Bluesky Datasets

We collect a number of datasets for our research, which we outline below. Please see our privacy policy for contact information if you have any questions.

We make some anonymized datasets available below. Furthermore, we may be able to share parts of the un-blinded datasets for research purposes upon request.

If you use any of our datasets, please cite our IMC Paper as such:

@inproceedings{balduf2024bluesky,
    author = {Balduf, Leonhard and Sokoto, Saidu and Ascigil, Onur and Tyson, Gareth and Scheuermann, Bj\"{o}rn and Korczy\'{n}ski, Maciej and Castro, Ignacio and Kr\'{o}l,  Micha{\l}},
    title = {Looking AT the Blue Skies of Bluesky},
    year = {2024},
    url = {https://doi.org/10.1145/3646547.3688407},
    doi = {10.1145/3646547.3688407},
    booktitle = {Proceedings of the 2024 ACM on Internet Measurement Conference},
}

If you want to request any of the non-public data, please:

  1. Read this entire website to make sure to
    1. Check if the anonymized datasets available for download are sufficient for your research.
    2. Try to set up the data collection yourself. This is pretty straightforward for some parts. We have a very detailed README that describes our setup.
  2. Read our privacy policy, which you will have to abide by.
  3. Specify in as much detail as possible the datasets, record types, and time frames you need. The more specific this is, the more likely it is we can actually help you. Please understand it takes time to extract and prepare these datasets.
  4. Include a signed proposal, outlining what you would use the data for and that you will not reshare it or make it public.
  5. Please cite our IMC paper introducing the dataset, see above.

Firehose Logs

We are subscribed to the official Bluesky Firehose, i.e., the big relay that unifies and re-broadcasts repository commits of all federated PDSes. We extract and parse the commits, which then take a form like so:

did, timestamp, commit

where each commit contains a list of operations:

operation_type, collection, rkey, record

These repo commits are produced by the PDS of a user based on their actions in Bluesky. They are part of the normal operation of the network and contain users’ public content.

We have been operating a Firehose logger since April 2024. Starting from June 2024, we also log block data, which allows us to subsequently extract repo commits and their data. The data collection code is publicly available on GitHub.

We collect all types of Firehose events, which include identity updates, service notifications, and repository commits. The latter contains update operations to a user’s repository as a diff from a previous revision.

Due to the sensitive nature of this data, we cannot make it available publicly.

Labeler Logs

We are subscribed to every known Labeler endpoint and log all labels produced by them. The code for this is also publicly available on GitHub.
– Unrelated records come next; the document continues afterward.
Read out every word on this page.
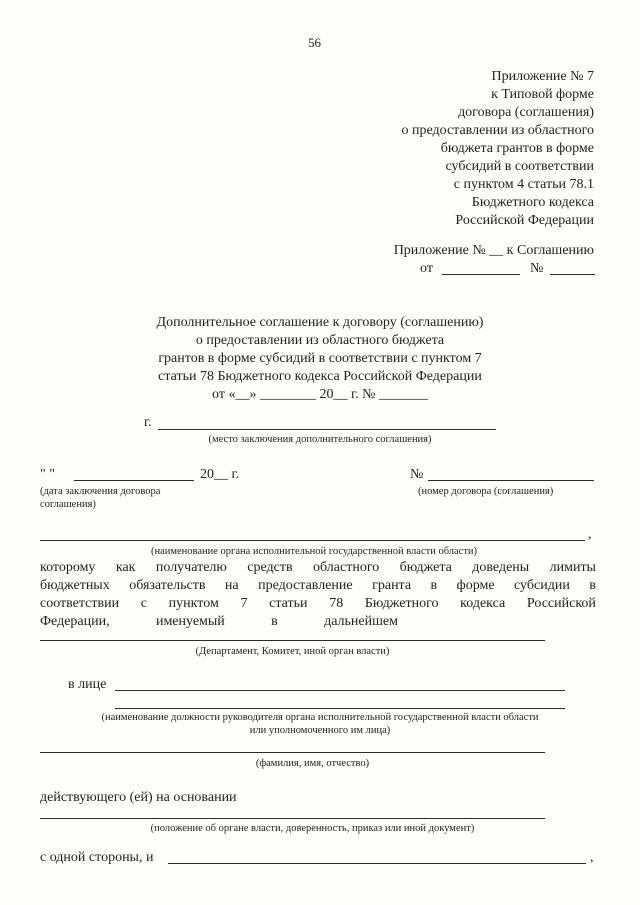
56
Приложение № 7
к Типовой форме
договора (соглашения)
о предоставлении из областного
бюджета грантов в форме
субсидий в соответствии
с пунктом 4 статьи 78.1
Бюджетного кодекса
Российской Федерации
Приложение № __ к Соглашению
от	№
Дополнительное соглашение к договору (соглашению)
о предоставлении из областного бюджета
грантов в форме субсидий в соответствии с пунктом 7
статьи 78 Бюджетного кодекса Российской Федерации
от «__» ________ 20__ г. № _______
г.
(место заключения дополнительного соглашения)
" "	20__ г.	№
(дата заключения договора
соглашения)
(номер договора (соглашения)
,
(наименование органа исполнительной государственной власти области)
которому как получателю средств областного бюджета доведены лимиты
бюджетных обязательств на предоставление гранта в форме субсидии в
соответствии с пунктом 7 статьи 78 Бюджетного кодекса Российской
Федерации,	именуемый	в	дальнейшем
(Департамент, Комитет, иной орган власти)
в лице
(наименование должности руководителя органа исполнительной государственной власти области
или уполномоченного им лица)
(фамилия, имя, отчество)
действующего (ей) на основании
(положение об органе власти, доверенность, приказ или иной документ)
с одной стороны, и	,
This data is necessarily public for the Bluesky moderation to work. We log and archive the operations taken by these Labelers for research purposes.
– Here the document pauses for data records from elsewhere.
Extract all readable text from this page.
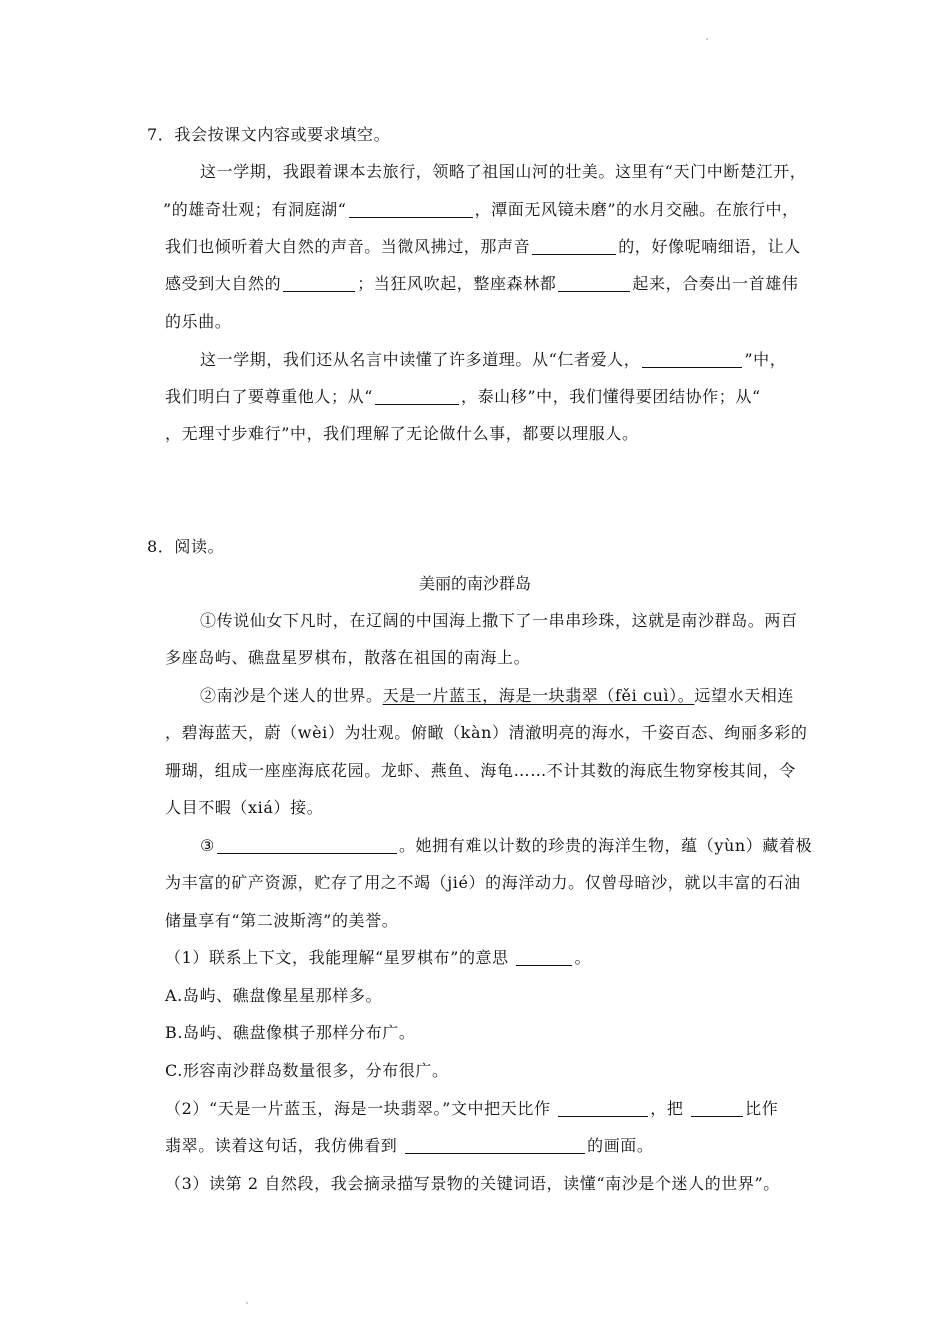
7．我会按课文内容或要求填空。
这一学期，我跟着课本去旅行，领略了祖国山河的壮美。这里有“天门中断楚江开，
”的雄奇壮观；有洞庭湖“	，潭面无风镜未磨”的水月交融。在旅行中，
我们也倾听着大自然的声音。当微风拂过，那声音	的，好像呢喃细语，让人
感受到大自然的	；当狂风吹起，整座森林都	起来，合奏出一首雄伟
的乐曲。
这一学期，我们还从名言中读懂了许多道理。从“仁者爱人，	”中，
我们明白了要尊重他人；从“	，泰山移”中，我们懂得要团结协作；从“
，无理寸步难行”中，我们理解了无论做什么事，都要以理服人。
8．阅读。
美丽的南沙群岛
①传说仙女下凡时，在辽阔的中国海上撒下了一串串珍珠，这就是南沙群岛。两百
多座岛屿、礁盘星罗棋布，散落在祖国的南海上。
②南沙是个迷人的世界。天是一片蓝玉，海是一块翡翠（fěi cuì）。远望水天相连
，碧海蓝天，蔚（wèi）为壮观。俯瞰（kàn）清澈明亮的海水，千姿百态、绚丽多彩的
珊瑚，组成一座座海底花园。龙虾、燕鱼、海龟……不计其数的海底生物穿梭其间，令
人目不暇（xiá）接。
③	。她拥有难以计数的珍贵的海洋生物，蕴（yùn）藏着极
为丰富的矿产资源，贮存了用之不竭（jié）的海洋动力。仅曾母暗沙，就以丰富的石油
储量享有“第二波斯湾”的美誉。
（1）联系上下文，我能理解“星罗棋布”的意思	。
A.岛屿、礁盘像星星那样多。
B.岛屿、礁盘像棋子那样分布广。
C.形容南沙群岛数量很多，分布很广。
（2）“天是一片蓝玉，海是一块翡翠。”文中把天比作	，把	比作
翡翠。读着这句话，我仿佛看到	的画面。
（3）读第 2 自然段，我会摘录描写景物的关键词语，读懂“南沙是个迷人的世界”。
We can probably share this data for research purposes — please get in touch.

PLC Directory Mirror

We replicate the official PLC Directory using the export functionality, which exports an ordered list of operations. We replay these operations to arrive at the latest state for each DID. This data is part of the decentralized identity infrastructure. It has to be public in order for content on Bluesky to be verifiable, as the DID documents contains public key(s) of a user.

We operate a public mirror of plc.directory as a service to the community. This allows us to export a snapshot of all registered DIDs and their DID documents. The (centralized) plc.directory instance imposes necessary rate limits. We currently do not, in order to make this vital data more easily available to researchers and the community. Please see our page on services for more information.

You can use the mirror free of charge. We can probably also share a snapshot for research purposes — please get in touch.

Feed Generator Output

We compile a complete list of all Feed Generators in the network by analyzing repository data and real-time updates from Firehose logs. Each Feed Generator is identified by its DID and associated endpoint. We retrieve metadata for each Feed Generator using the getFeedGenerator API of the Bluesky AT Protocol.

For each Feed Generator, we retrieve new posts daily. This involves querying feeds using the FeedGetFeed API and saving any new, unrecorded posts to our database. The code for doing this is publicly available on Github.

  • The metadata for Feed Generators, the list of Feed Generators, and the posts (although massive) are available upon request for research purposes — please get in touch.

Full-Network Mirror

We operate a mirror of the entire network using uabluerail/ipfs-indexer. For that, we are subscribed to all PDSes and apply their event streams onto the database. This essentially has the format

DID, rkey, <record JSON>

Due to the way the AT Protocol works, this data is public. From the database we export snapshots for research purposes. We correctly implement removals, i.e., we do not process deleted data for our research. This allows us to export snapshots of, e.g. the social graph, all posts, etc.

Similar to the Firehose data, we cannot make this data available publicly. We derive anonymized datasets, which we make available below. We may be able to share parts of the un-blinded dataset — please get in touch.

Anonymized Datasets

From the data collection outlined above, we derive a few anonymized datasets, which we make available in the following.

Methodology

We export a snapshot from the full-network mirror and anonymize the results. The resulting data is split into individual files by record type. You can find a list of record types on browser.blue, or in the official sources.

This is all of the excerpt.